World Saturday 25/May/2019 14:56 PM
By: Times News Service
Prabowo challenges Indonesian presidential election results in court

Jakarta: Opposition figure Prabowo Subianto is challenging the result of Indonesia's Presidential Election.

Final results released by the country's the Election Commission showed that incumbent President Joko Widodo and vice-presidential candidate Ma’ruf Amin had won the election with 55.5 percent of votes, beating Prabowo and his running mate Sandiaga Uno.

Prabowo, through his lawyer, Bambang Widjojanto, filed a petition challenging the election result at the Constitutional Court of Indonesia.

The move follows riots in Jakarta that led to the deaths of eight people and left 541 protesters injured according to Jakarta Governor Anies Baswedan.

Tens of thousands of soldiers and police officers were deployed on the streets of Jakarta to deter would be rioters ahead of Subianto's deadline to file an appeal challenge the result.

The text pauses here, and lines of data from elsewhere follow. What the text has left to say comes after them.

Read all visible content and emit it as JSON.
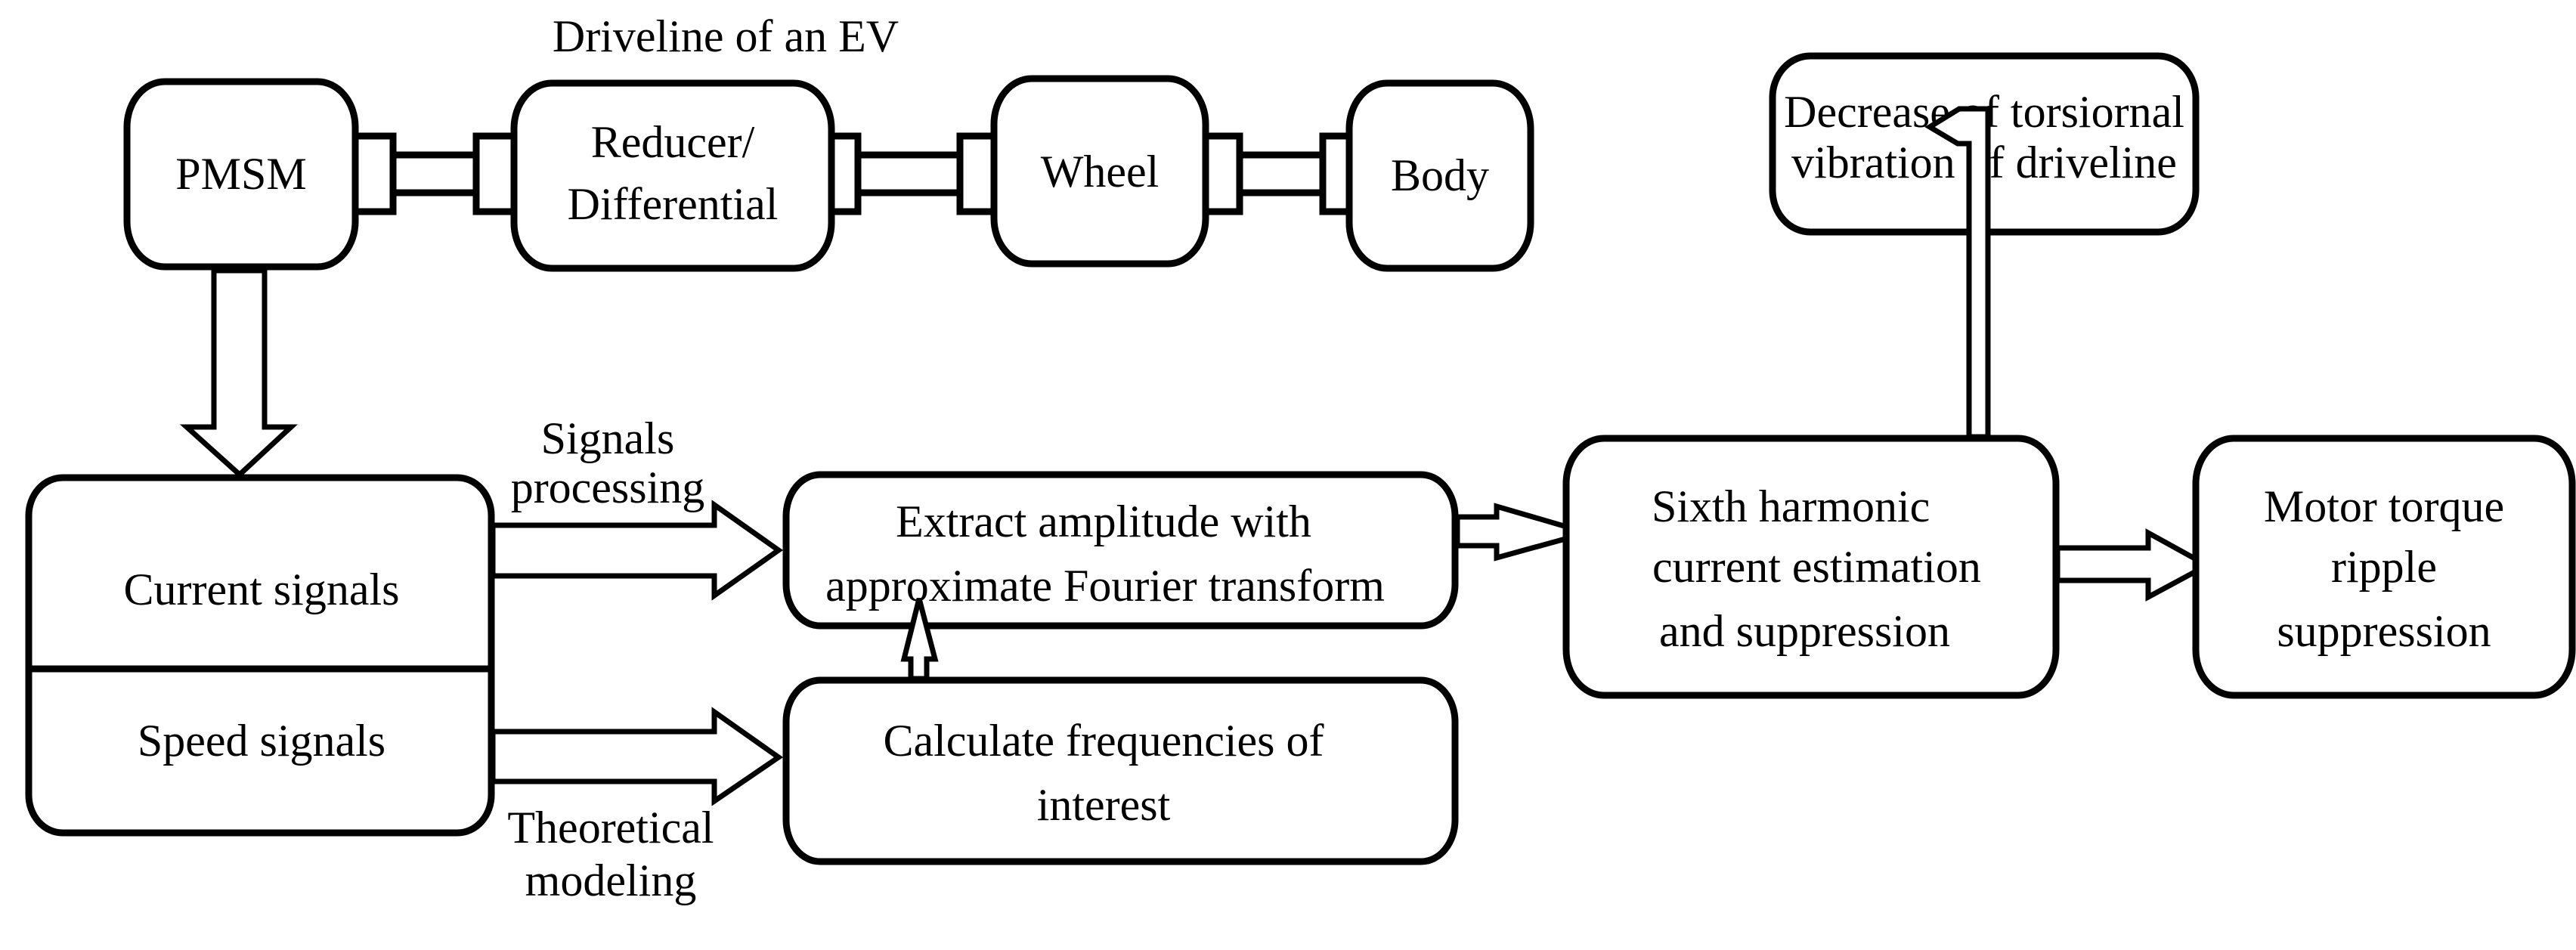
{
  "title": "Driveline of an EV",
  "driveline": {
    "pmsm": "PMSM",
    "reducer": [
      "Reducer/",
      "Differential"
    ],
    "wheel": "Wheel",
    "body": "Body"
  },
  "signals": {
    "current": "Current signals",
    "speed": "Speed signals"
  },
  "edge_labels": {
    "signals_processing": [
      "Signals",
      "processing"
    ],
    "theoretical_modeling": [
      "Theoretical",
      "modeling"
    ]
  },
  "steps": {
    "extract": [
      "Extract amplitude with",
      "approximate Fourier transform"
    ],
    "calculate": [
      "Calculate frequencies of",
      "interest"
    ],
    "sixth": [
      "Sixth harmonic",
      "current estimation",
      "and suppression"
    ],
    "motor": [
      "Motor torque",
      "ripple",
      "suppression"
    ],
    "decrease": [
      "Decrease of torsiornal",
      "vibration of  driveline"
    ]
  }
}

Nearly 60,000 security personnel were deployed Thursday, nearly double the previous number, after Widodo vowed that he “won’t tolerate” more riots.

The government has also partly blocked access to social media — including Twitter, Facebook and Instagram — in a bid to clamp down on fake news and hoaxes linked to the violence.

That moves come after fresh skirmishes erupted late Wednesday outside the election supervisory agency’s office in the heart of the city, with thousands of protesters chanting and waving Indonesian flags.

Some hurled stones, fireworks and Molotov cocktails at riot police who lined up behind a razor wire barricade near the election supervisory agency building, where a police post was torched.

Police pushed back the main group of rioters after firing tear gas and rubber bullets at the demonstrators.

Indonesia’s capital been gripped by bigger demonstrations in the past, but the level of violence in this week’s clashes has not been seen in years.

Authorities said the violence was orchestrated by people who came to Jakarta to stir up trouble.

Nine officers had been injured, police said.

On Thursday, National Police spokesman Muhammad Iqbal said two of about 300 arrested suspects were linked to a hardline organisation that had once pledged allegiance to a terror group.

Elsewhere, smaller protests were held in Sumatra’s Medan city and in Pontianak on Borneo island, where over 500 demonstrators armed with stones and firecrackers blocked roads, damaged vehicles and set two police posts alight, local police said.